I imagine that I tell all this to the Earl, and he sits back, smiling. After all, the world has changed greatly since that fateful night when he had his first sandwich. The varieties of breads, toppings and condiments available today have multiplied to a point where sandwich combinations are infinite.

And thus the question of what the Earl and I are eating during our lunch lingers. For what sandwich could possibly be worthy of the namesake's presence? Is there an answer to the question that I seem to be asked time and time again: What is the perfect sandwich?

The truth is that I do not know. Yet, as the members of the Class of 2010 toss their caps in the air (assuming this does not only happen in the movies), I would like to leave you with a few final meditations vis-á-vis the sandwich.

The key to a sandwich's success is not how many slices of meat are stacked onto the bread. Great sandwiches do not solely have bravado; they have balance, whether this is a balance between savory and sweet, crunchy and smooth, or meaty and cheesy.

Many people believe that a brilliant sandwich is one that is so huge and overwhelming that its contents ooze onto the plate during consumption; I disagree. I contend that a truly satisfying sandwich is made with such confidence in its flavor that it uses only as many ingredients as absolutely necessary.
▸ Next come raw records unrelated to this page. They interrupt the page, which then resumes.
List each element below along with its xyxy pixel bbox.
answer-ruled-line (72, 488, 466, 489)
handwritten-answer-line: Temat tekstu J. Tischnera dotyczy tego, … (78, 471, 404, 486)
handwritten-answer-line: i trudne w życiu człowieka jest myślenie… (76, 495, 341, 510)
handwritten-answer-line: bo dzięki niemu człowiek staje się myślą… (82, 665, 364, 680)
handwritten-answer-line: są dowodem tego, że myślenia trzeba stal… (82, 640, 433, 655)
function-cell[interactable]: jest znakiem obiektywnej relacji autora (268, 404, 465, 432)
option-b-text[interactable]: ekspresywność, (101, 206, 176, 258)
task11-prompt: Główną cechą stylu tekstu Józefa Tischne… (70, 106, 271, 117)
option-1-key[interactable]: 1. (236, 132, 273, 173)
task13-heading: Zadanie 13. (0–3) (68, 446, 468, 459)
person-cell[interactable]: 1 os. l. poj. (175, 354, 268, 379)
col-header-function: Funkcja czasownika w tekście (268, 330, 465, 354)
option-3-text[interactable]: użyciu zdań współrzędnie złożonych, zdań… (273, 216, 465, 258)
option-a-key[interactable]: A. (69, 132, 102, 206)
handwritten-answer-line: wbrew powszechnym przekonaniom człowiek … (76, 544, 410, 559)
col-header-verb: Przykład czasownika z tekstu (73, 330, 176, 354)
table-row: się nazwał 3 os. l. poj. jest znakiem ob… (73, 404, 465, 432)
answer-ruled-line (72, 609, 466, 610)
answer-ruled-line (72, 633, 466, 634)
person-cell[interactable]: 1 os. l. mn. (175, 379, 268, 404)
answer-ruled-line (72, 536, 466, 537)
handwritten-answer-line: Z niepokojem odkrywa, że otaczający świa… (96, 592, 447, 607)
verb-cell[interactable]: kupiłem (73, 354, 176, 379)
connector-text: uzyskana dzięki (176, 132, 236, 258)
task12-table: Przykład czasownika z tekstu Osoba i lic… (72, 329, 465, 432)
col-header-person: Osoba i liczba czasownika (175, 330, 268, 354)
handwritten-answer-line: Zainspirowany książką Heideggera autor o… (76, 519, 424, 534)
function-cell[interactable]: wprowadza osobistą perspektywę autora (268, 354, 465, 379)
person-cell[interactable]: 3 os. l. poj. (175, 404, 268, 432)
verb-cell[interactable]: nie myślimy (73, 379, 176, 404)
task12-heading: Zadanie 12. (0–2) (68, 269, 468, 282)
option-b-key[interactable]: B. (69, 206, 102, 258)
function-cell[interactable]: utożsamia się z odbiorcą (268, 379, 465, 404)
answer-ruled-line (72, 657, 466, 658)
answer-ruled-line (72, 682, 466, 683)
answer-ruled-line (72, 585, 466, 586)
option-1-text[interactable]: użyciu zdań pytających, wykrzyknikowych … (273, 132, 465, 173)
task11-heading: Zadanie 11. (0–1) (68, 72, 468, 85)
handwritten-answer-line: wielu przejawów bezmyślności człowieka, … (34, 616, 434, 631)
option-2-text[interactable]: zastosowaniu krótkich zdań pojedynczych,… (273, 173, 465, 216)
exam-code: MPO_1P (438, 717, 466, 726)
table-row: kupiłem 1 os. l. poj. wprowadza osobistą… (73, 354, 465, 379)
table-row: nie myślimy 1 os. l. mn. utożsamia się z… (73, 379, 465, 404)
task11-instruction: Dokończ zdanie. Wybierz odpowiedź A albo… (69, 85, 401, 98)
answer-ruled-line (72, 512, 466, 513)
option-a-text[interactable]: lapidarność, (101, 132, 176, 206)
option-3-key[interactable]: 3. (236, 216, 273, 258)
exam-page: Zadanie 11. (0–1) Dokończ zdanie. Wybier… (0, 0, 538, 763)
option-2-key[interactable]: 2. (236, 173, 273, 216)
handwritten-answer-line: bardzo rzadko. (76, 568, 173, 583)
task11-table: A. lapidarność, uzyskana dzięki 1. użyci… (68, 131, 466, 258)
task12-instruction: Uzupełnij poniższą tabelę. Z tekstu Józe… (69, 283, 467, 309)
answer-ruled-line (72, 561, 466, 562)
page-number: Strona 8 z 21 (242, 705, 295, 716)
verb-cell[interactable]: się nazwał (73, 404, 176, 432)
In this way, it exercises discipline.

Yet, this discipline must be combined in the ideal sandwich with creativity. When I bite into it, I want to taste delicious, strong flavors but also feel a unique texture, like the buttery softness of an avocado added to a BLT or the light, creamy crunch of coleslaw added to a spicy chicken melt.

The balance of flavor, discipline and creative texture; these three principles are the building blocks of sandwich nirvana. Class of 2010, I wish you more than luck in your future endeavors, whether or not they are sandwich-related.

College may be coming to a close, but the search for perfection is just beginning.